First, the worst argument in favor of the Apple Car, courtesy of Matthew Yglesias at vox.com. Yglesias hoists the infallibility flag to suggest that one of the frequently cited doubts about the Apple Car -- that automaking is a low-margin business and Apple relies on high margins -- "really doesn't make sense." He suggests that it's the "worst argument against the Apple Car." As Yglesias mentions, I cited the margin argument (among many others) in my take. 

Yglesias says it's a bad argument because Apple is very good at extracting high margins in low-margin businesses, such as smartphone manufacturing. That's true as far as it goes, but it doesn't go very far. Carmaking is heavy manufacturing; smartphone-making is light manufacturing. In the former, the only way to squeeze margins out of a product is to fill it with luxury bells and whistles.

The profit is in cabin accouterments and comfort add-ons, not in the basic technology that every car has, such as a drive train and four tires. The big automakers have slim operating margins -- 1.8% in the case of General Motors last year -- because their sales are weighted toward the basic transportation end. A manufacturer can expand margins by pitching sales toward the high end, but only in return for a shrunken market. BMW's margin is about 12%, but it sells only about 2 million cars a year, compared with GM's 10 million. 

So, sure, Apple can extract higher profit margins from cars than GM, but it's a steep climb. And even BMW-scale margins would look like a disappointment to followers of Apple, where the operating margin exceeded 30% last year. 

"The logic that says Apple can't have a high margin car business would also say Apple can't have a high margin smartphone business," Yglesias writes. "Making an Apple-branded car is a big risk with a high chance of failure, but it's not qualitatively different in that regard from making an MP3 player or a smartphone."

Of course, that's exactly where he's wrong. Making a car is qualitatively different from making an iPod or an iPhone -- in spades. That's where Dediu and Crandall come in.

Dediu focuses on how hard it is for new entrants to penetrate the car business. (See accompanying chart.) The incumbent manufacturers are big and protected by their domestic government. Though they're often derided as dinosaurs, they're also experienced at absorbing innovations developed by others. That makes it hard for a new company to preserve the uniqueness of its product for long.

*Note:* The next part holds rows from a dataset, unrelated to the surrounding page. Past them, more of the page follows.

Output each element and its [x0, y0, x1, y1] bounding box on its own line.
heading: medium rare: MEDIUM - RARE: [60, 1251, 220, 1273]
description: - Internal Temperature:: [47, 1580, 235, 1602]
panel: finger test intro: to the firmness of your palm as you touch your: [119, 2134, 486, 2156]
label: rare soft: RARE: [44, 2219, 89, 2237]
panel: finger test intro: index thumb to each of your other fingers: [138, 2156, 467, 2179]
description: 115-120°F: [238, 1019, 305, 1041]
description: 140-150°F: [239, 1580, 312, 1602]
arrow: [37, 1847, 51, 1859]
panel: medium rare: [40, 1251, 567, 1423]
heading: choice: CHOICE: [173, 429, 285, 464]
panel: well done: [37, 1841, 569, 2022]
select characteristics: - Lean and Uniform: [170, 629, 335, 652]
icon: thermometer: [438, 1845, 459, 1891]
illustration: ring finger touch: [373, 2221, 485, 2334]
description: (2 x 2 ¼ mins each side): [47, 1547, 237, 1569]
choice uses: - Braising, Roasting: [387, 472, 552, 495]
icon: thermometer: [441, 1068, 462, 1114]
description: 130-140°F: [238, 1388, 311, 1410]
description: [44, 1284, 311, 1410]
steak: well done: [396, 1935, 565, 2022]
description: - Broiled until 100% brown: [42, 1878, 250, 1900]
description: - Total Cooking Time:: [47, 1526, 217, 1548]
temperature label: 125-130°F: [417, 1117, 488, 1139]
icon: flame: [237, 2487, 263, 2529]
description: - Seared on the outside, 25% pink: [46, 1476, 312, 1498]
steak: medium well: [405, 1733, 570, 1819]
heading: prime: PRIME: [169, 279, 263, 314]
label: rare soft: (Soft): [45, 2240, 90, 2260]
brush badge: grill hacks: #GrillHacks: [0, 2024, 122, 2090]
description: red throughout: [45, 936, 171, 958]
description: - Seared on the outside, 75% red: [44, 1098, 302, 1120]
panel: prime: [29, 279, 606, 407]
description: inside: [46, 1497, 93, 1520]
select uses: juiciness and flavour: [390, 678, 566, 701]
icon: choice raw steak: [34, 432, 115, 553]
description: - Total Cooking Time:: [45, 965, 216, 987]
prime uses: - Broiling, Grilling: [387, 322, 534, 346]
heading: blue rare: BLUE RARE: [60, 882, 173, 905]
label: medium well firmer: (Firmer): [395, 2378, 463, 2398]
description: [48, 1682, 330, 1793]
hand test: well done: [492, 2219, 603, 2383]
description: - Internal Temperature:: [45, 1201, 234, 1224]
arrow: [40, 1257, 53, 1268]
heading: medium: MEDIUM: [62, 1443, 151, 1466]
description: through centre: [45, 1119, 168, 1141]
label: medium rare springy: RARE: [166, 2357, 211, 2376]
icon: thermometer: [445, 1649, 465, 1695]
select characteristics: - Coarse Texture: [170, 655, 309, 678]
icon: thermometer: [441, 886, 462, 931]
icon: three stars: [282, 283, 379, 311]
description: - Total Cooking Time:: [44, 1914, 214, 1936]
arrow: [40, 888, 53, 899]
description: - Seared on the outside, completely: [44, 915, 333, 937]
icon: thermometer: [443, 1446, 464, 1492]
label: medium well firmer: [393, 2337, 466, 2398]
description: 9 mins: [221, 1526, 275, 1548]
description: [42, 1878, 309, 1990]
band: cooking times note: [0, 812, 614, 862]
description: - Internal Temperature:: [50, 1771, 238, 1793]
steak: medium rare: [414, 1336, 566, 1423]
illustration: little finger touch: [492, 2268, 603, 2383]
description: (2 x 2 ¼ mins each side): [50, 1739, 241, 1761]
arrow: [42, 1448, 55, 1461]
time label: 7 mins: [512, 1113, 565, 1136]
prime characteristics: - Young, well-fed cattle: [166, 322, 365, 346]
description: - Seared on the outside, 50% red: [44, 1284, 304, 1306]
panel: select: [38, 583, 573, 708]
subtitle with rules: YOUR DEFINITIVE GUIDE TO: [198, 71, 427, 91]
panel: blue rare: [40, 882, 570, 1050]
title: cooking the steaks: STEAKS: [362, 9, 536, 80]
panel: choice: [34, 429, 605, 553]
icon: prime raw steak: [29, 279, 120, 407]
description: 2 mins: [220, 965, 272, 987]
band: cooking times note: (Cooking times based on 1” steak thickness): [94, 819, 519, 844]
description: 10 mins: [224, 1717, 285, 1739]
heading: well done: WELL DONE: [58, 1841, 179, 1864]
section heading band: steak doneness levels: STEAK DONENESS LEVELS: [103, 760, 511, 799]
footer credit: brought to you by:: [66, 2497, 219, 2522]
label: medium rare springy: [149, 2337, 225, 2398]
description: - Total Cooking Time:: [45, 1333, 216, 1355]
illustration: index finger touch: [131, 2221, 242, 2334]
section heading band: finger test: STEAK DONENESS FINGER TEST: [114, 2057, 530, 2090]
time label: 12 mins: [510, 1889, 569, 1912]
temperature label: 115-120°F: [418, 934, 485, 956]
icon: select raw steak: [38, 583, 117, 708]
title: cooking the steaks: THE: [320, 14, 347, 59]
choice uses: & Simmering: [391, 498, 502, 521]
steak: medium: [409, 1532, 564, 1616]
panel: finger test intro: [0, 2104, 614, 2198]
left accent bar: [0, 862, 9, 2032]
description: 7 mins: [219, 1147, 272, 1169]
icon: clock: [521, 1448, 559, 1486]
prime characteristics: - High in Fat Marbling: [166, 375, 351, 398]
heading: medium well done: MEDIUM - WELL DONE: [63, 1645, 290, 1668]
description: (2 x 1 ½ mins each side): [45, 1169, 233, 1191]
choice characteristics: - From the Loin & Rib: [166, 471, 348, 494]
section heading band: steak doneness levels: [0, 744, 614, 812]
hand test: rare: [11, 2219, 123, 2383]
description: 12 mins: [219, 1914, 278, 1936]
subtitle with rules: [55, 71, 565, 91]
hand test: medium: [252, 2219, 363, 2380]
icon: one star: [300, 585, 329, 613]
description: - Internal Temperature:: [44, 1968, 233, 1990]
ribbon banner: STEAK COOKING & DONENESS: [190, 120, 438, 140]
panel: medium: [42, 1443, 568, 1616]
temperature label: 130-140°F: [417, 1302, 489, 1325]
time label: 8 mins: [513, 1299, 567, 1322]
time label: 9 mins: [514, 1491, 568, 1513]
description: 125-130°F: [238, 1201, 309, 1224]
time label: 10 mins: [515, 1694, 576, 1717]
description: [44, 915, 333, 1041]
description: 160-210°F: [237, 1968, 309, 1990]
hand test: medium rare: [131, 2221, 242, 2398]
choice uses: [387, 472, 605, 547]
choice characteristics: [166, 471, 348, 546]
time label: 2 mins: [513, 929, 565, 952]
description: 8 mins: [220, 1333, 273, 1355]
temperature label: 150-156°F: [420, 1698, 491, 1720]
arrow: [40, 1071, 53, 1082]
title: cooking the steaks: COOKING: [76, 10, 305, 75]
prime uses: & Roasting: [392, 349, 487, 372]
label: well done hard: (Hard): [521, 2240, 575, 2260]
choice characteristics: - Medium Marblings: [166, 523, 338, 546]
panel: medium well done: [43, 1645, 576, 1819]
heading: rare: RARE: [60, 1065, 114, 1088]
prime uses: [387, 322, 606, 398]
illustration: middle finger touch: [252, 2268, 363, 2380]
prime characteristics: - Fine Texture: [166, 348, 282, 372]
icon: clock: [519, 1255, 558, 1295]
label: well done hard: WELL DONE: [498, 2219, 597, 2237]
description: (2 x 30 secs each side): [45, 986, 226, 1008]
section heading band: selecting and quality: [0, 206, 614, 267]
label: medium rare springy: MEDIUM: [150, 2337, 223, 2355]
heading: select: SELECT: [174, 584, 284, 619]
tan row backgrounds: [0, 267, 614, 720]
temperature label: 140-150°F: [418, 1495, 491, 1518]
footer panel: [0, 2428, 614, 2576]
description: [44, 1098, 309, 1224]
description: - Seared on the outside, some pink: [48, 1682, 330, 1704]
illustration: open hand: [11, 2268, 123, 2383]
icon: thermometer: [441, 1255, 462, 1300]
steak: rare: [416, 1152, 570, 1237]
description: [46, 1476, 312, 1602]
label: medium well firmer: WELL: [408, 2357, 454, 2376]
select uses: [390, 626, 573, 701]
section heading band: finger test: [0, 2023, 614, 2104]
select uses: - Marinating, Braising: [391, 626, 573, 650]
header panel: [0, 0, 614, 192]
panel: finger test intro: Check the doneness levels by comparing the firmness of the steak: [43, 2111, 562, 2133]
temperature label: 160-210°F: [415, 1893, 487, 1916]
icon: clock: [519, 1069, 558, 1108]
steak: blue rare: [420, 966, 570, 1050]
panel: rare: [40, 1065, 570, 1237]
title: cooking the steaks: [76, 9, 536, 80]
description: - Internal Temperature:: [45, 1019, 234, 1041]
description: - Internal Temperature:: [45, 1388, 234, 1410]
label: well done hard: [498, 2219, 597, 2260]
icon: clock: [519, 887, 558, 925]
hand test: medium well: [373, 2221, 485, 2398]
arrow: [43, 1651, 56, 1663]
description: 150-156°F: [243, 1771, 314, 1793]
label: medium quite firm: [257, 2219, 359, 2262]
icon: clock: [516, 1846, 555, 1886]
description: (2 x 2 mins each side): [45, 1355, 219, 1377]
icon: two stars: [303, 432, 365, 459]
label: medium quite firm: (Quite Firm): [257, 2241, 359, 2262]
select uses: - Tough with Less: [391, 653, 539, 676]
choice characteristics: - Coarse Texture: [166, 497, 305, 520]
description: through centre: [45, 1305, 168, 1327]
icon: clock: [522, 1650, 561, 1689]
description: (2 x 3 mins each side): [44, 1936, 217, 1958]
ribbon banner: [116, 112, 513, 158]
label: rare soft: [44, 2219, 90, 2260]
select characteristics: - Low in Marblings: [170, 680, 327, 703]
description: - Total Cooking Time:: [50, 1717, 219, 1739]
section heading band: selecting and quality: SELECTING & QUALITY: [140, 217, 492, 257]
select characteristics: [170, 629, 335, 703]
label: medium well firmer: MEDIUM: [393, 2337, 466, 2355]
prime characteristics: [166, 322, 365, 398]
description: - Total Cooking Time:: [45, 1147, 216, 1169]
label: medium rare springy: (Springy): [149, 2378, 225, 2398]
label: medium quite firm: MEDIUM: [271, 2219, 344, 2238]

Moreover, Dediu observes, car demand is fairly inflexible -- in the U.S., it has been stagnant since the 1990s. People don't trade in their cars every other year, as they do their iPhones. Among other factors, there aren't consumer companies willing to subsidize the constant trade-ins, as U.S. cellphone carriers have been willing to do. 

Dediu's most interesting insight may be that the most important innovations in carmaking have occurred in the production process, not in design. As he points out, contracted manufacturing in the auto industry is "nearly non-existent." This is exactly counter to the way Apple makes its products: The company does almost no production of its own and outsources almost everything. Is Foxconn, the company's big Chinese supplier, ready to gear up an auto production line? If not, then Apple would be getting into a business activity where it really has no home-grown experience.

Other areas where rumors abound about Apple's interest include such technologies as batteries. That's a crucial technology that must improve if the the electric car is going to thrive. As it happens, batteries are a known weak spot in Apple products, one of the few aspects in which the iPhone has fallen way short of its competitors. 

Crandall, who says he spent some time working with AT&T Research when it was talking to GM about some sort of joint venture, observes that "cars are enormously complex to deal with compared with what Apple is doing now. Dealerships, repairs, regional safety and emission standards, huge plants and so on. There are a lot of moving pieces to get right and it isn't clear the profit is there."

Crandall's guess sounds right: "No, it won't happen as a car. But there may be other connections through Apple's growing ecosystem." In other words, Apple will be a supplier to the car industry, not a competitor. And the profit margins from Apple-branded automotive options could, indeed, be enormous.